Cold enough out there for ya?
I tiptoed down to the living room and peered outside at the thermometer.
Then I tiptoed back upstairs so as not to wake the dog.
“It’s 1 degree out,” I whispered to her in a library voice.
Lying on her stomach, with a pillow over her head, she took the bait.
“Aarmpf,” she said.
Then I let her have it.
“That means,” I said, pausing for effect, keeping my voice low and steady, “It’s 7 degrees below zero with the windchill.”
It was probably shock that kept her from immediately bolting upright.
“Arpf,” she replied, barely audible, in her sleep.
I let the severity of this revelation sink in and tiptoed back to the kitchen so as not to wake the dog.
It was 5 a.m.
Inside I chuckled gleefully, as I planned my next move.
Long underwear? Probably.
Scarf? Maybe.
Facemask? Good idea, and good luck finding it.

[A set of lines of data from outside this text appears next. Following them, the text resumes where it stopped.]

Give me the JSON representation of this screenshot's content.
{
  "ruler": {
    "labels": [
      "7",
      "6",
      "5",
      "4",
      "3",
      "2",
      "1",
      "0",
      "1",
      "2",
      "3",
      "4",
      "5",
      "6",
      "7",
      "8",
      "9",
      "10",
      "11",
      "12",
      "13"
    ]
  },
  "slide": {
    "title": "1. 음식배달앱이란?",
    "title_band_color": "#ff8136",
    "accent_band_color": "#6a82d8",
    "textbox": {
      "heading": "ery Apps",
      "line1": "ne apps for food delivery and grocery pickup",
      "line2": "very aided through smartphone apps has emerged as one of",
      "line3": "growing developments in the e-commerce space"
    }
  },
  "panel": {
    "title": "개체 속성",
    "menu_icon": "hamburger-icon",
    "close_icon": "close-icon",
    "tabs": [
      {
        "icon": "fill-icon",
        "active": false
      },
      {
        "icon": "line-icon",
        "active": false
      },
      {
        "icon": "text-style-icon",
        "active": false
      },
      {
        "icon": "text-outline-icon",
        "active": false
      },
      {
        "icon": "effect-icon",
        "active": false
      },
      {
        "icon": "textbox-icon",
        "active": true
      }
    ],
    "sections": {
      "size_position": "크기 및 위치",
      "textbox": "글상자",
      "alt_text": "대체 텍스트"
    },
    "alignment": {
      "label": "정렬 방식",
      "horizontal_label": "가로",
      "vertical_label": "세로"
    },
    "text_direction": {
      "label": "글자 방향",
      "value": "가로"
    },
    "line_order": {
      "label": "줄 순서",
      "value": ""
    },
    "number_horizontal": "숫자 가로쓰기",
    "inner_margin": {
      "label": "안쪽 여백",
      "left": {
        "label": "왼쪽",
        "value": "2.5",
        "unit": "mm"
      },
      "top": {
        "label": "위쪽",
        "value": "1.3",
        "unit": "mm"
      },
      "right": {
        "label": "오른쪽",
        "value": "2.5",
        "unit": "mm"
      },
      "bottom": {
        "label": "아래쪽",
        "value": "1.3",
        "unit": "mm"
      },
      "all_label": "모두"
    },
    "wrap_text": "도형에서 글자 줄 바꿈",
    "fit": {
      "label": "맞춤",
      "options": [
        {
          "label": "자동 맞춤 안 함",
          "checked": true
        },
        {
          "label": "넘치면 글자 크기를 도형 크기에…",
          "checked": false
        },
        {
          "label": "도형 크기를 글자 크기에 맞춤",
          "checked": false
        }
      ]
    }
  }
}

Socks, gloves, coffee? All, check.
Ice cleats. Not available.
I was ready to hit the pavement that was covered, as it were, with a nice slick hard pack like a bobsled course, but damn the torpedoes, right?
When I closed the front door behind me, not much outside had changed from the night before. The air was quiet. A few cars trundled past on the main road. The snow in the yard looked as if it were part of a manger scene. The strings of heat from neighboring chimneys climbed like snakes from a basket. They flickered when they met a breeze at elevation, as if in hesitation.
It was cold as all get out.
For some reason, as I get closer to my senile years, I like the cold as much as I think I did as a kid, when I didn’t like it much at all, but spent most of my time in it anyways because, well, it was the 1970s.
For the untrained, this was before the invention of the PS4. There was a creek behind the house and a square mile or more of woods and field.
That was the logic.
Go play, parents would say, and we obliged, because there wasn’t much talking back through five layers of clothing, facemasks, hats and insulated boots.
If someone pushed you outside, it’s where you stayed until you got up, or they opened the door.
These days I’m almost giddy when I revel at the cold and snow.
A friend who has made the walk with me through-out the Frozen North thinks it’s because as we get old, we realize weather is tem-poral, a short reality border-ing on fiction that swiftly passes, leaving us in a primordial state of looking back mostly, and analytically considering what lies ahead.
Bunk, I say.
Cold is cold. Take it or leave it.
As I stood on the front steps with the door closed behind me, I was already remembering how in times past I jogged in 5-below weather as I trained for a couple days to be a biathlete.
Those guns are expensive though, and I didn’t have the shoes for it, I recalled.
Then out of the mist of morning and memory there was Freddy, a kid from grade school, chopping a hole in the river ice with a hatchet trying to retrieve a mink he had caught in a trap. Its $15 pelt could be the difference between a new bike in the spring with a bar between the seat and handlebars, or his sister’s hand-me-down.
Looming over Freddy and me, the sky was glass and cloudless. The moon was a pinpoint.
“Run back to the house and get the axe,” Freddy, who was much bigger than me, and who liked to punch me in the arm, hissed.
I ran.
It was probably 5-below, back then. I don’t recall wind, except what whirled behind me as I sprinted the mile or more through the woods back to his house for the axe.
Our friendship didn’t last. But a certain love of the cold survived.
Seven degrees below zero, according to the weather charts, is a temperature that is “very cold and very uncomfortable.”
Standing on the steps much older, the age that my neighbors say goes hand-in-hand with wisdom, I felt the icy burn and set out to test my attachment to discomfort.